Вопреки сложившемуся в последние годы стереотипу – снег под Новый год обязательно тает, хлещет дождь, под ногами хлюпает мерзкая грязная «слякость» (словечко Фиминого изобретения, скрестив слякоть и мерзость, получен результат не в бровь, а в глаз), погода передумала выделываться и порадовала настоящей праздничной зимней ночью. Мягкий морозец, безветрие, звезды четкие, ясные, махровые играют на глубоком черном бархате небосклона переливами каменьев драгоценных. Иней покрывает ветки деревьев картинно, будто на импортных рождественских открытках, серебрит провода, посверкивает на крышах отдыхающих на стоянке у дома машин.
- Мороз к утру разгуляется, - кивнув на звезды, заметил Сергей, - чудо, а не ночь! Поедем, красотка, кататься? Рашэн джип к вашим услугам!
Он попинал переднее колесо «Нивы» движением заправского «чайника», желающего показать, что не «первый год замужем».
- Капот не открывай, - остерегла мужа от дальнейшей игры Ирина, - верю, верю! Руки примерзнут, отдирать больно будет. Я в детстве замок лизнула на даче, сосед пошутил, сказал – сахарный. Непередаваемые ощущения!
- Верю, верю, – в тон ей провозгласил Сергей, - сам ловился на эту приманку!
- Все-таки к Габре?
Ирина наблюдала: отомкнул замок, уселся за руль, включил печку, приоткрыл дверь, приглашая ее к соучастию в ночном катании по городу.
- Едем на дачу! - тоном главнокомандующего заявил Сергей, - К Эдьке мы успеем. Да и что нас ждет – стол, водка, танцы-шманцы-обжиманцы.
- То ли дело – влететь в придорожный сугроб или заглохнуть посреди заснеженного поля. Романтика! – «нахваливала» Ирина затею мужа, - Пожалуй, выпили маловато для подвигов, может быть, вернемся и восполним?
- О, женщины, вам имя – вероломство! – бросив протирать запотевшее стекло, воздел руки горе Сергей, - Что за неверие в мои недюжинные силы? Да я прирожденный гонщик! А машина – зверь!
Он приосанился и самоуверенно захохотал, предлагая поучаствовать в его немудреном фарсе.
- Ты прирожденный хвастун! Если бы сказал по другому – ничтожество вам имя, ни за что не села бы рядом с тобой, авантюрист!
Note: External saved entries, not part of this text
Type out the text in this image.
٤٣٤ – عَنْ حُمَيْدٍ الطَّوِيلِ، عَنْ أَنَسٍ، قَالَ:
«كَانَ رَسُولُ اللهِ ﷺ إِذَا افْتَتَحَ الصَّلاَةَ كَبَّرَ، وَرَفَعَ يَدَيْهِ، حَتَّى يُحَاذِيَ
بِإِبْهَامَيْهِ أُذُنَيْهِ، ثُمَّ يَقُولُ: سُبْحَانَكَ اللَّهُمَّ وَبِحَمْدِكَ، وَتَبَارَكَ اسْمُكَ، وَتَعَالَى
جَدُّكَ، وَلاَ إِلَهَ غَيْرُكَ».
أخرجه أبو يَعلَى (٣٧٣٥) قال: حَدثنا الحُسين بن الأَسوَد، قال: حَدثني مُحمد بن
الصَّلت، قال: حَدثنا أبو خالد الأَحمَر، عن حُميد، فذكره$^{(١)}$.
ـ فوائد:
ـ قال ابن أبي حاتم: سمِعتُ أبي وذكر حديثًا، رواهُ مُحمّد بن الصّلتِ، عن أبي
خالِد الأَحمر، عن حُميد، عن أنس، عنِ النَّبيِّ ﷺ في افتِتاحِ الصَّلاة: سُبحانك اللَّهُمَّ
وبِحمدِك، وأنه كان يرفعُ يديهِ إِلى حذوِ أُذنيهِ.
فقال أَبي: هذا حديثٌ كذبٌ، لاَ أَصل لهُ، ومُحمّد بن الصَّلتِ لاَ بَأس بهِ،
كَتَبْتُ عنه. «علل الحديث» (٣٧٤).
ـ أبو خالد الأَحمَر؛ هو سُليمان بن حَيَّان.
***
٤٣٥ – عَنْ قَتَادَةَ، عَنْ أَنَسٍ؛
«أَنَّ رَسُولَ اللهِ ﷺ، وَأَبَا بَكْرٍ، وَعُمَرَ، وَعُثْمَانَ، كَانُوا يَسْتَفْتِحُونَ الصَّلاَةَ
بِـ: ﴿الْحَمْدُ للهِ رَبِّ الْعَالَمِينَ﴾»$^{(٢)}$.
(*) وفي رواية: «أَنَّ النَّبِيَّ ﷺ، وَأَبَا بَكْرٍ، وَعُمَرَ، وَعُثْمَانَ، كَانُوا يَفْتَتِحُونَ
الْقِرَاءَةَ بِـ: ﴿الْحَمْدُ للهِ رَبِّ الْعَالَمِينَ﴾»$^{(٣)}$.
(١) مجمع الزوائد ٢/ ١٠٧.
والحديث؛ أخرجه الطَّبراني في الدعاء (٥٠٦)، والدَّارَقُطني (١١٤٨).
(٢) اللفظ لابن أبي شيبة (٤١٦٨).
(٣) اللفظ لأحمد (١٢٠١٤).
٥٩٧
- Я прощен, я польщен! – завопил муж, трогаясь в путь-дорожку, - И если хочешь знать, ты авантюристка не меньше, чем я. Я – вот он весь, как на ладони. А ты – с виду правильная, слова строгие говоришь, но в душе самая что ни на есть авантюрная авантюристка!
Он погрозил Ирине пальцем. Одной рукой выкручивая руль, вписываясь в поворот со двора, другой тянулся к ней, чтобы обнять.
- Сережка, - прикрикнула она, - открытый и доступный! На дорогу посматривай иногда. Слышал, как соседская бабуля внука стращает, когда тот с гаражей в сугроб прыгает?
- Угу. Убьешься, домой не приходи! – повторил Сергей бабкину мудрость, - А что, сильно сказано! Мне нравится.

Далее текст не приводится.